A painting by Gustav Klimt recently returned to the heirs of a Jewish woman killed in the Holocaust will go on sale at Christie's in London in June and is expected to fetch 14-18 million pounds ($20-26 million).
"Frauenbildnis (Portrait of Ria Munk III)," painted in 1917-18, is the third and final work in a series of three portraits commissioned by the Munk family of their daughter Ria.
She committed suicide in 1911 after a love affair ended unhappily, and her mother Aranka, sister of Klimt's chief patron Serena Lederer, employed the artist to paint a death-bed portrait of her.
According to the auctioneer, the first two efforts were rejected by the Munks. The second version was subsequently altered and is widely believed to be "Die Tanzerin" now in the Neue Galerie in New York.
Last year, the Austrian city of Linz recommended that the work up for sale be transferred from its Lentos gallery to Aranka Munk's descendants.
It cited the findings of an independent expert, Sophie Lillie, who confirmed the painting had been seized from Munk by the Nazis after she was deported to a concentration camp where she died in 1941.

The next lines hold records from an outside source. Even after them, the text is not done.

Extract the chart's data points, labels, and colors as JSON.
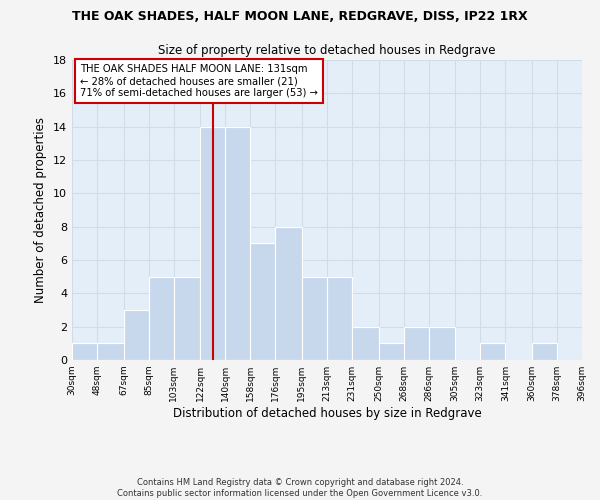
{
  "title": "THE OAK SHADES, HALF MOON LANE, REDGRAVE, DISS, IP22 1RX",
  "subtitle": "Size of property relative to detached houses in Redgrave",
  "xlabel": "Distribution of detached houses by size in Redgrave",
  "ylabel": "Number of detached properties",
  "bin_edges": [
    30,
    48,
    67,
    85,
    103,
    122,
    140,
    158,
    176,
    195,
    213,
    231,
    250,
    268,
    286,
    305,
    323,
    341,
    360,
    378,
    396
  ],
  "counts": [
    1,
    1,
    3,
    5,
    5,
    14,
    14,
    7,
    8,
    5,
    5,
    2,
    1,
    2,
    2,
    0,
    1,
    0,
    1,
    0
  ],
  "bar_color": "#c8d8ec",
  "bar_edge_color": "#ffffff",
  "grid_color": "#d0dce8",
  "bg_color": "#e4eef8",
  "vline_x": 131,
  "vline_color": "#cc0000",
  "annotation_line1": "THE OAK SHADES HALF MOON LANE: 131sqm",
  "annotation_line2": "← 28% of detached houses are smaller (21)",
  "annotation_line3": "71% of semi-detached houses are larger (53) →",
  "footnote1": "Contains HM Land Registry data © Crown copyright and database right 2024.",
  "footnote2": "Contains public sector information licensed under the Open Government Licence v3.0.",
  "ylim": [
    0,
    18
  ],
  "yticks": [
    0,
    2,
    4,
    6,
    8,
    10,
    12,
    14,
    16,
    18
  ],
  "tick_labels": [
    "30sqm",
    "48sqm",
    "67sqm",
    "85sqm",
    "103sqm",
    "122sqm",
    "140sqm",
    "158sqm",
    "176sqm",
    "195sqm",
    "213sqm",
    "231sqm",
    "250sqm",
    "268sqm",
    "286sqm",
    "305sqm",
    "323sqm",
    "341sqm",
    "360sqm",
    "378sqm",
    "396sqm"
  ]
}
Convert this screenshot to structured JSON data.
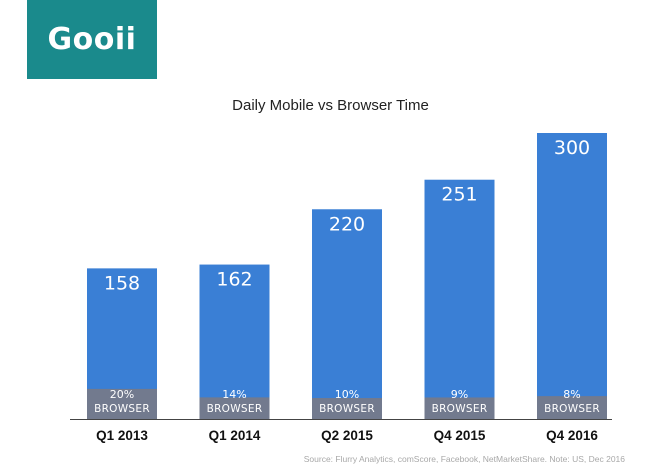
{
  "logo": {
    "text": "Gooii",
    "bg_color": "#1a8a8c",
    "text_color": "#ffffff"
  },
  "source_note": "Source: Flurry Analytics, comScore, Facebook, NetMarketShare. Note: US, Dec 2016",
  "chart_data": {
    "type": "bar",
    "title": "Daily Mobile vs Browser Time",
    "categories": [
      "Q1 2013",
      "Q1 2014",
      "Q2 2015",
      "Q4 2015",
      "Q4 2016"
    ],
    "values": [
      158,
      162,
      220,
      251,
      300
    ],
    "browser_share_labels": [
      "20%",
      "14%",
      "10%",
      "9%",
      "8%"
    ],
    "browser_share": [
      20,
      14,
      10,
      9,
      8
    ],
    "segment_label": "BROWSER",
    "ylim": [
      0,
      300
    ],
    "grid": false,
    "colors": {
      "bar": "#3a7fd5",
      "browser_segment": "#727a8e",
      "axis": "#444444"
    }
  }
}
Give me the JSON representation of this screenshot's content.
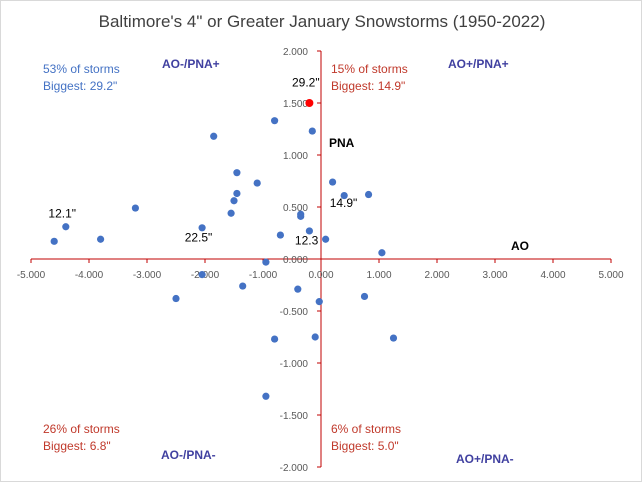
{
  "chart_data": {
    "type": "scatter",
    "title": "Baltimore's 4\" or Greater January Snowstorms (1950-2022)",
    "xlim": [
      -5,
      5
    ],
    "ylim": [
      -2,
      2
    ],
    "x_ticks": [
      "-5.000",
      "-4.000",
      "-3.000",
      "-2.000",
      "-1.000",
      "0.000",
      "1.000",
      "2.000",
      "3.000",
      "4.000",
      "5.000"
    ],
    "y_ticks": [
      "2.000",
      "1.500",
      "1.000",
      "0.500",
      "0.000",
      "-0.500",
      "-1.000",
      "-1.500",
      "-2.000"
    ],
    "axis_name_x": "AO",
    "axis_name_y": "PNA",
    "grid": false,
    "colors": {
      "points": "#4472c4",
      "highlight": "#ff0000",
      "axis": "#c00000",
      "quadrant_label": "#4040a0",
      "annotation": "#c0392b",
      "blue_annotation": "#4472c4"
    },
    "points": [
      {
        "x": -4.6,
        "y": 0.17
      },
      {
        "x": -4.4,
        "y": 0.31
      },
      {
        "x": -3.8,
        "y": 0.19
      },
      {
        "x": -3.2,
        "y": 0.49
      },
      {
        "x": -2.5,
        "y": -0.38
      },
      {
        "x": -2.05,
        "y": -0.15
      },
      {
        "x": -2.05,
        "y": 0.3
      },
      {
        "x": -1.85,
        "y": 1.18
      },
      {
        "x": -1.55,
        "y": 0.44
      },
      {
        "x": -1.5,
        "y": 0.56
      },
      {
        "x": -1.45,
        "y": 0.63
      },
      {
        "x": -1.45,
        "y": 0.83
      },
      {
        "x": -1.35,
        "y": -0.26
      },
      {
        "x": -1.1,
        "y": 0.73
      },
      {
        "x": -0.95,
        "y": -0.03
      },
      {
        "x": -0.95,
        "y": -1.32
      },
      {
        "x": -0.8,
        "y": 1.33
      },
      {
        "x": -0.8,
        "y": -0.77
      },
      {
        "x": -0.7,
        "y": 0.23
      },
      {
        "x": -0.4,
        "y": -0.29
      },
      {
        "x": -0.35,
        "y": 0.41
      },
      {
        "x": -0.35,
        "y": 0.43
      },
      {
        "x": -0.2,
        "y": 0.27
      },
      {
        "x": -0.15,
        "y": 1.23
      },
      {
        "x": -0.1,
        "y": -0.75
      },
      {
        "x": -0.03,
        "y": -0.41
      },
      {
        "x": 0.08,
        "y": 0.19
      },
      {
        "x": 0.2,
        "y": 0.74
      },
      {
        "x": 0.4,
        "y": 0.61
      },
      {
        "x": 0.75,
        "y": -0.36
      },
      {
        "x": 0.82,
        "y": 0.62
      },
      {
        "x": 1.05,
        "y": 0.06
      },
      {
        "x": 1.25,
        "y": -0.76
      }
    ],
    "highlight_point": {
      "x": -0.2,
      "y": 1.5
    },
    "point_labels": [
      {
        "text": "29.2\"",
        "x": -0.5,
        "y": 1.66
      },
      {
        "text": "12.1\"",
        "x": -4.7,
        "y": 0.4
      },
      {
        "text": "22.5\"",
        "x": -2.35,
        "y": 0.17
      },
      {
        "text": "14.9\"",
        "x": 0.15,
        "y": 0.5
      },
      {
        "text": "12.3",
        "x": -0.45,
        "y": 0.14
      }
    ],
    "quadrants": [
      {
        "name": "AO-/PNA+",
        "pct": "53% of storms",
        "biggest": "Biggest: 29.2\"",
        "pct_color": "#4472c4"
      },
      {
        "name": "AO+/PNA+",
        "pct": "15% of storms",
        "biggest": "Biggest: 14.9\"",
        "pct_color": "#c0392b"
      },
      {
        "name": "AO-/PNA-",
        "pct": "26% of storms",
        "biggest": "Biggest: 6.8\"",
        "pct_color": "#c0392b"
      },
      {
        "name": "AO+/PNA-",
        "pct": "6% of storms",
        "biggest": "Biggest: 5.0\"",
        "pct_color": "#c0392b"
      }
    ]
  }
}
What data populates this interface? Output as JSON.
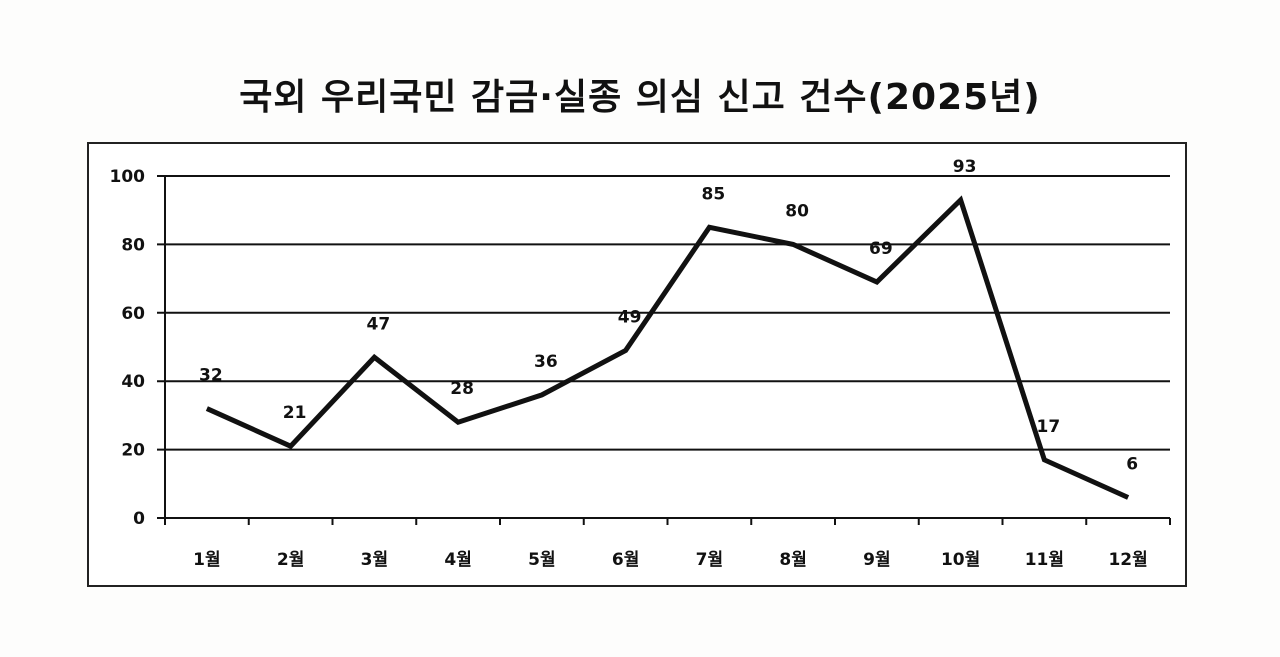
{
  "title": "국외 우리국민 감금·실종 의심 신고 건수(2025년)",
  "chart_data": {
    "type": "line",
    "title": "국외 우리국민 감금·실종 의심 신고 건수(2025년)",
    "xlabel": "",
    "ylabel": "",
    "categories": [
      "1월",
      "2월",
      "3월",
      "4월",
      "5월",
      "6월",
      "7월",
      "8월",
      "9월",
      "10월",
      "11월",
      "12월"
    ],
    "series": [
      {
        "name": "신고 건수",
        "values": [
          32,
          21,
          47,
          28,
          36,
          49,
          85,
          80,
          69,
          93,
          17,
          6
        ]
      }
    ],
    "ylim": [
      0,
      100
    ],
    "yticks": [
      0,
      20,
      40,
      60,
      80,
      100
    ],
    "grid": true,
    "legend": "none",
    "data_labels": true,
    "line_color": "#111111"
  }
}
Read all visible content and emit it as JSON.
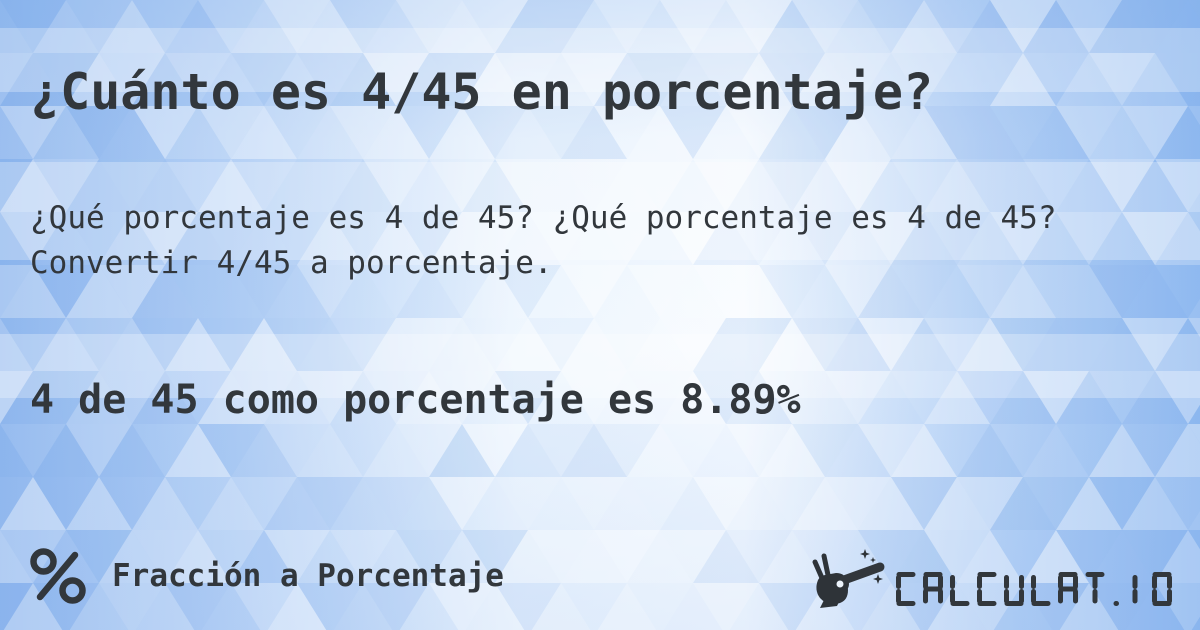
{
  "page": {
    "title": "¿Cuánto es 4/45 en porcentaje?",
    "description": "¿Qué porcentaje es 4 de 45? ¿Qué porcentaje es 4 de 45? Convertir 4/45 a porcentaje.",
    "answer": "4 de 45 como porcentaje es 8.89%"
  },
  "footer": {
    "category_label": "Fracción a Porcentaje",
    "category_icon": "percent-icon",
    "brand": "CALCULAT.IO",
    "brand_icon": "magic-wand-hand-icon"
  },
  "colors": {
    "text": "#32373c",
    "background_blue": "#8fb9f0",
    "background_light": "#f8fbff",
    "band_overlay": "rgba(255,255,255,0.28)"
  }
}
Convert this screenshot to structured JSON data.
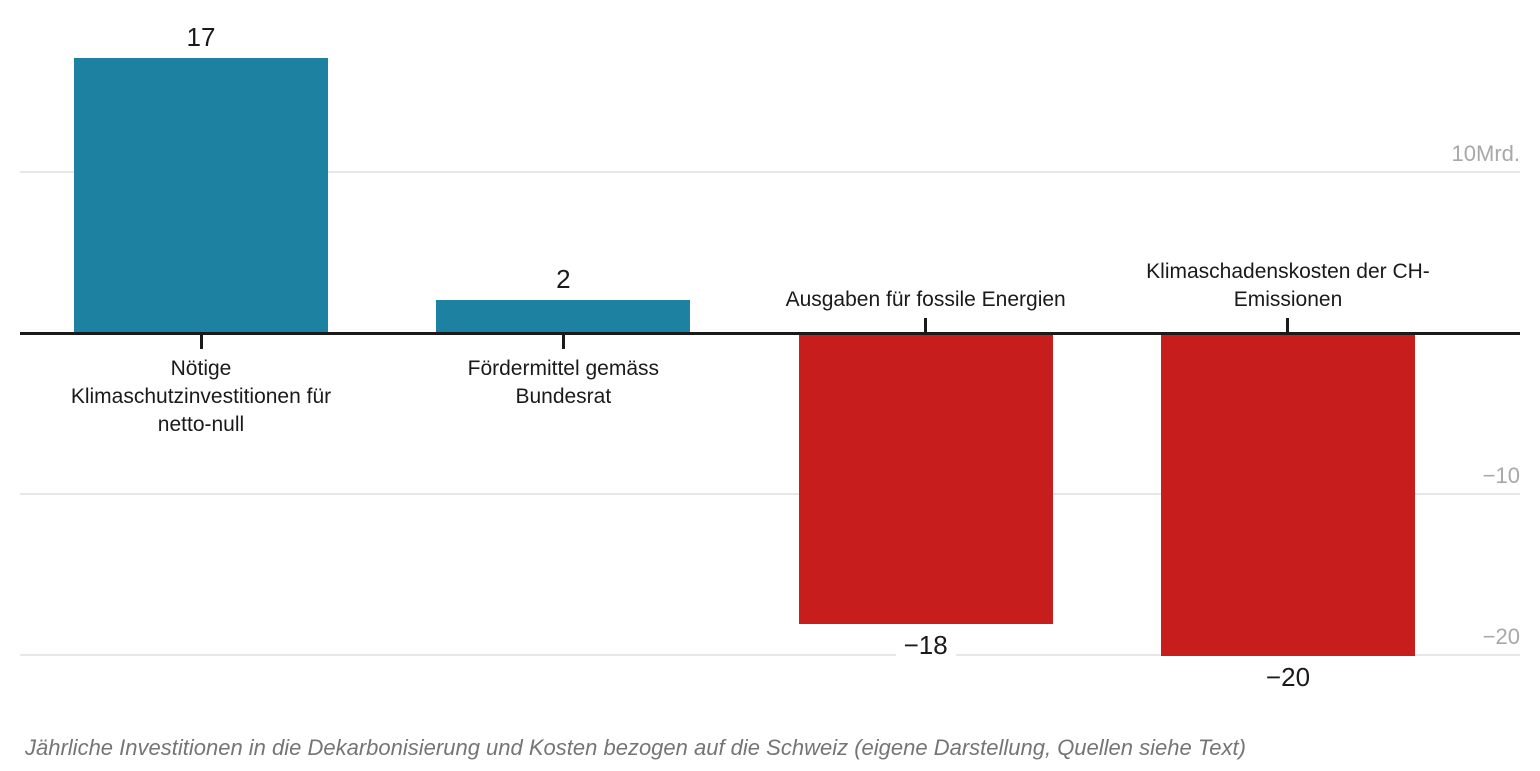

Vienna lawyer Alfred Noll applied in 2007 for the return of the painting, which made its way into Linz's collection from an art dealer after World War II.
The painting is the latest high-profile restitution case involving works by Klimt.
A court order forced Austria to give back five Klimt paintings in 2006 to Maria Altmann of California, a descendant of a family from whom the works were seized by the Nazis in 1938 and later given to the Belvedere art museum in Vienna.
Ronald S. Lauder paid a reported $135 million for one of that group – a portrait of Adele Bloch-Bauer. The deal was brokered by Christie's, which went on to auction the remaining four works for a combined $192.7 million.